24 Jun Study Shows Legislation Effective in Reducing Meth-Related ER Visits
Despite the obvious hazards caused by methamphetamine use, the drug continues to be a problem. It is easy to make, readily accessible and instantly addictive, making it a significant threat to any drug free initiative.
One initiative, however, seems like it may be working. According to a recent Science Daily release, a new law in Oregon is reducing the number of methamphetamine-related emergency room visits.
The state passed a law that prohibited the sale of over-the-counter decongestants with pseudoephedrine as an ingredient.

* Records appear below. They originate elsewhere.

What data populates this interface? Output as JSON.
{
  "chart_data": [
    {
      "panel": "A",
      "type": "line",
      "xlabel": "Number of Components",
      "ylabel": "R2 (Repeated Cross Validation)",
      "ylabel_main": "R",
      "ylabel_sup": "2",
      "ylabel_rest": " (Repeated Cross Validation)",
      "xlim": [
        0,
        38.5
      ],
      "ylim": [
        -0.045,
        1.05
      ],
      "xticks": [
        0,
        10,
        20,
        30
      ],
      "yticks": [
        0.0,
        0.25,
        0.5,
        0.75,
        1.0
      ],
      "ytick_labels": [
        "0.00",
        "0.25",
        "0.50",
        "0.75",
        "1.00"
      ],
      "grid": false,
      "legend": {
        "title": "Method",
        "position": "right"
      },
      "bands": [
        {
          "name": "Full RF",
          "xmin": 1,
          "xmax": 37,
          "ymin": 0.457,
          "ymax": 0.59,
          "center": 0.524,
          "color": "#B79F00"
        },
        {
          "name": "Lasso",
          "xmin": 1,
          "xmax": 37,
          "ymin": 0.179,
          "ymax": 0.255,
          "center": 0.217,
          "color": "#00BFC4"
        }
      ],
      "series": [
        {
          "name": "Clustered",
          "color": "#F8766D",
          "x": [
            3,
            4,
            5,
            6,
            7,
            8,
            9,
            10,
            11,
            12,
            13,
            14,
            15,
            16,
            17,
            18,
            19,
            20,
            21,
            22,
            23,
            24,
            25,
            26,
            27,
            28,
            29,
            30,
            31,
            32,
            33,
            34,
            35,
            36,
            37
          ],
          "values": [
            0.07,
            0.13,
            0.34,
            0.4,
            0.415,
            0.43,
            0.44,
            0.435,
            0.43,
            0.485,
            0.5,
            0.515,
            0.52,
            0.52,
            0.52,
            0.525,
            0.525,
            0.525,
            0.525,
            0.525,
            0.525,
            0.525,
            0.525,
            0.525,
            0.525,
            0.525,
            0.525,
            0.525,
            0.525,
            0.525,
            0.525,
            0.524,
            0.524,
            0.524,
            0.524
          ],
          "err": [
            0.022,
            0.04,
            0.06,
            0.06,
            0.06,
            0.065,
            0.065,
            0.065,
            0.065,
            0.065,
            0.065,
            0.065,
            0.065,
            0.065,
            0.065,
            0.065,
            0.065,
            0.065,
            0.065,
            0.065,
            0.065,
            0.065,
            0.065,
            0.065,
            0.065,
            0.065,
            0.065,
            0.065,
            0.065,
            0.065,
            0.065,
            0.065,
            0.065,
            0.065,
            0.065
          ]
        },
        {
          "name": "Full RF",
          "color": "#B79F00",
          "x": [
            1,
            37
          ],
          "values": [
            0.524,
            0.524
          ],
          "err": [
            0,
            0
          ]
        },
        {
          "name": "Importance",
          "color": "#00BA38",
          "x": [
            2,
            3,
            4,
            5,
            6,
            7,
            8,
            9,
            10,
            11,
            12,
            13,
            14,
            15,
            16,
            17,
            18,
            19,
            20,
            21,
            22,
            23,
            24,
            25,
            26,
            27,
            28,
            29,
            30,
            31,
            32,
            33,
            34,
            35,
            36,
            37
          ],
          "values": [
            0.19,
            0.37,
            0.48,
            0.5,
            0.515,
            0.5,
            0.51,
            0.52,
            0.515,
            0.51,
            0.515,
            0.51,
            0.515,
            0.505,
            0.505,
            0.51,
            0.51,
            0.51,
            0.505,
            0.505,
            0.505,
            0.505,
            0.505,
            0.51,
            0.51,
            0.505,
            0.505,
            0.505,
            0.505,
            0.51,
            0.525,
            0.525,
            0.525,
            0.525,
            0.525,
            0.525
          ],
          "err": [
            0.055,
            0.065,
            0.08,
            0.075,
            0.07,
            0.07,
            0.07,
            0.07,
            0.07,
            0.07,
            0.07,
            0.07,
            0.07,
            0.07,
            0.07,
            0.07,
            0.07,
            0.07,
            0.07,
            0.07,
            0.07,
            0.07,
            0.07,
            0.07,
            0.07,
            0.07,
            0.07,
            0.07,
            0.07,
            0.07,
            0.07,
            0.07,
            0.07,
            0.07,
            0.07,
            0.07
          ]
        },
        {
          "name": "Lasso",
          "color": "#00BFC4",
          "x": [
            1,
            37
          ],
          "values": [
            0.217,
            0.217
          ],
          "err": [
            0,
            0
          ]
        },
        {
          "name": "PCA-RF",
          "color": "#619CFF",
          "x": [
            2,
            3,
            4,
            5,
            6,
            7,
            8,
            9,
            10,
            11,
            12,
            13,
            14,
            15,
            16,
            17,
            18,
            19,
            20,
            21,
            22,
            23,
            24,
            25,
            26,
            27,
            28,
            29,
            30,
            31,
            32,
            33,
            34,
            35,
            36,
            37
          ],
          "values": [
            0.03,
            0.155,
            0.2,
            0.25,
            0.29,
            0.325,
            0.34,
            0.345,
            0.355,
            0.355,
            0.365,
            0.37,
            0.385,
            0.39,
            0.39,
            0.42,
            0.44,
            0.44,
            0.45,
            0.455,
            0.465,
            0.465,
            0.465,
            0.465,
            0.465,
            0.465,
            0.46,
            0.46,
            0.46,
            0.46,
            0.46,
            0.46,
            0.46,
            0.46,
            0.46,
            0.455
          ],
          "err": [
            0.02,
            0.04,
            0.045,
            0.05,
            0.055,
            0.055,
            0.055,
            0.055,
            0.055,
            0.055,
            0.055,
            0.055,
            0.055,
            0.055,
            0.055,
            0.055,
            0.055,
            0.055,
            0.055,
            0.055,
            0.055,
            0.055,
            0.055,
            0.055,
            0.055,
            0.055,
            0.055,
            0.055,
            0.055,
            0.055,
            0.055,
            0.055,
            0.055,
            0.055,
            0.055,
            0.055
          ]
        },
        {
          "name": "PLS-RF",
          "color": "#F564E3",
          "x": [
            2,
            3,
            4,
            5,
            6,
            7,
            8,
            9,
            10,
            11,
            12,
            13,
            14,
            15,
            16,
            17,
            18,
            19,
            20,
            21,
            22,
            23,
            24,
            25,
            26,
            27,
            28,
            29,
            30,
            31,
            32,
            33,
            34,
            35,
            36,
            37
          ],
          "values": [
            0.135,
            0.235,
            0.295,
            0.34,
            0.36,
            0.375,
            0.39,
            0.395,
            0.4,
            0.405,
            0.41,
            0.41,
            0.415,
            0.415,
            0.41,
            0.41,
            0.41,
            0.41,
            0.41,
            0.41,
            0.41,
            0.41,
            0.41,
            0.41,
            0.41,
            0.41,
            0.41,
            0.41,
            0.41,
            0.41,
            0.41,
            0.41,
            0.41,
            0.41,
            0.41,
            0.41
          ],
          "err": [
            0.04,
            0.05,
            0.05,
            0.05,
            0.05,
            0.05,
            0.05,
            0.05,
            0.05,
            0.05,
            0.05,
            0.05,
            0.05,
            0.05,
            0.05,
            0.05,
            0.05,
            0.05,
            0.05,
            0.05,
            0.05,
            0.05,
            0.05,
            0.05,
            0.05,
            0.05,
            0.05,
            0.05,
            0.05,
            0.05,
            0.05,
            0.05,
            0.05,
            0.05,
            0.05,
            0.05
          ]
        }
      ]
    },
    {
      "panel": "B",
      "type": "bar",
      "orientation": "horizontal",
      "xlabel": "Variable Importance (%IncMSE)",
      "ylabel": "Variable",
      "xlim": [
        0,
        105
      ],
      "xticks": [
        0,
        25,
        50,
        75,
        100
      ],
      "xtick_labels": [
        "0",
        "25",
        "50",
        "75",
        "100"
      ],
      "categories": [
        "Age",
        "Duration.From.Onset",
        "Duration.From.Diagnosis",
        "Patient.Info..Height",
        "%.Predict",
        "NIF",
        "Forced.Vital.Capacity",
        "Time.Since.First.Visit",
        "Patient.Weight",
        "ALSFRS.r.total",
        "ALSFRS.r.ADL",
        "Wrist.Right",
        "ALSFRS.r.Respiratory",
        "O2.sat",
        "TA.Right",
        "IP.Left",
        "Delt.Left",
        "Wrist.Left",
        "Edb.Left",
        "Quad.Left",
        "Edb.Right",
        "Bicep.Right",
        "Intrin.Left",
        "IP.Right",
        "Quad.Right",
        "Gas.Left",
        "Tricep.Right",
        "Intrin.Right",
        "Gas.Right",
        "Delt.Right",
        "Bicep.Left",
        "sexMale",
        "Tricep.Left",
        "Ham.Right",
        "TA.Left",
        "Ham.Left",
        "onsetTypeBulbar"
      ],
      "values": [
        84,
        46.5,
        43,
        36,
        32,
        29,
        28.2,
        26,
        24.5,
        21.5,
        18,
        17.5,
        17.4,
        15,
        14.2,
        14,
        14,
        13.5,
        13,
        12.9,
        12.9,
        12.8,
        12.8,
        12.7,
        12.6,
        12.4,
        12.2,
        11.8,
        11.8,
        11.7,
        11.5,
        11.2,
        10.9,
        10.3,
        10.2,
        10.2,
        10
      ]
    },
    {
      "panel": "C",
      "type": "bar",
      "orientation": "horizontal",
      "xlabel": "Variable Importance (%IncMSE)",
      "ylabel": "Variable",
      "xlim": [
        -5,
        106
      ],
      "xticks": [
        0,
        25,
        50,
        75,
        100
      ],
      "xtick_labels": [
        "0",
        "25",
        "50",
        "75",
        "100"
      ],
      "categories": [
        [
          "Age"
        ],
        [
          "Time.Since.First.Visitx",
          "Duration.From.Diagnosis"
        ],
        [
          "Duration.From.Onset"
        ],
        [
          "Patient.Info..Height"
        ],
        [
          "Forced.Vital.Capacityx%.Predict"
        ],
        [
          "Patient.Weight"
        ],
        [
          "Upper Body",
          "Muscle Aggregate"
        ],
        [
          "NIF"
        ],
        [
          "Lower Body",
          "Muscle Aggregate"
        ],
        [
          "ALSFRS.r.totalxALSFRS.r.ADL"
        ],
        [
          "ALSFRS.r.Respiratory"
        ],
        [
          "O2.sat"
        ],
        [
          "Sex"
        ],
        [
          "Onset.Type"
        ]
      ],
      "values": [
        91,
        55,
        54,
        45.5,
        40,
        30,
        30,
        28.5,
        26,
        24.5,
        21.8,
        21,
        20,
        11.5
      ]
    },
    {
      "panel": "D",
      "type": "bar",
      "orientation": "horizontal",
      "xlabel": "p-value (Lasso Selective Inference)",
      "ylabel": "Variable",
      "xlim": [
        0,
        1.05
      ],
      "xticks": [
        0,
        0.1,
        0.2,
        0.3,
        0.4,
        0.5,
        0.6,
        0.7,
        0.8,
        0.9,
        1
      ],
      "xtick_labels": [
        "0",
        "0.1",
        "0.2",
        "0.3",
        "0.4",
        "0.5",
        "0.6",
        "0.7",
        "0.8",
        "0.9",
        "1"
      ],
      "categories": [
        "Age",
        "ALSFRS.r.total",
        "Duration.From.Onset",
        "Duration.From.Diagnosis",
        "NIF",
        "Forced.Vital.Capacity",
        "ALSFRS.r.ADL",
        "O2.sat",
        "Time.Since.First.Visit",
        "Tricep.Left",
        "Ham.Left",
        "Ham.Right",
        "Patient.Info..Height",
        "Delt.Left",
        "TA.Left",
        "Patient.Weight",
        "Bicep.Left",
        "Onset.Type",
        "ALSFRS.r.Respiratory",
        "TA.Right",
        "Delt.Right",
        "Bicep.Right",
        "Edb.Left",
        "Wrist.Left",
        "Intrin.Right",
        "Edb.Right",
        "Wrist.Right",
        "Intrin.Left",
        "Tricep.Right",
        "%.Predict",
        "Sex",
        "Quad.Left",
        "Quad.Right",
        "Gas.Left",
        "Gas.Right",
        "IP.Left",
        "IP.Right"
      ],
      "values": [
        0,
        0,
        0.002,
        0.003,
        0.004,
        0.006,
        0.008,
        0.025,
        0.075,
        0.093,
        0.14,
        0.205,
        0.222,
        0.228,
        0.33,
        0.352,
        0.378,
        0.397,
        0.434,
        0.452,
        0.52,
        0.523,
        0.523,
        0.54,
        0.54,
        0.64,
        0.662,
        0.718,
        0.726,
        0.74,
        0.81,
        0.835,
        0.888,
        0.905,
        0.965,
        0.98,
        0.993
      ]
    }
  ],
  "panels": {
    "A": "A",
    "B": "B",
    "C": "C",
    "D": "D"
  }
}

In the first year of this legislation, emergency room visits decreased significantly.
Rob Hendrickson, M.D., the principal investigator in a study conducted by Oregon Health & Science Emergency Department physician-researchers noted that this was one of the first studies conducted that suggests that the limitation of supply of an illicit substance could be effective at decreasing its use and the resulting medical problems.
Research conducted suggests that the legislation put in place by the state that limits the supply of methamphetamine easily correlates with the decrease in methamphetamine use. In particular, the effect has been a decrease in the medical problems associated with the drug.
Oregon became the first state in July 2006 to determine specific over-the-counter medications should be available be prescription only. These drugs included medicines that contain ephedrine, pseudoephedrine and phenylpropanolamine, each of which is a key ingredient in methamphetamine.
After this legislation was passed, Hendrickson’s team evaluated emergency room visit data and found there was a 35 percent decrease in visits related to meth and a 29 percent decrease in patients admitted as a result of meth use.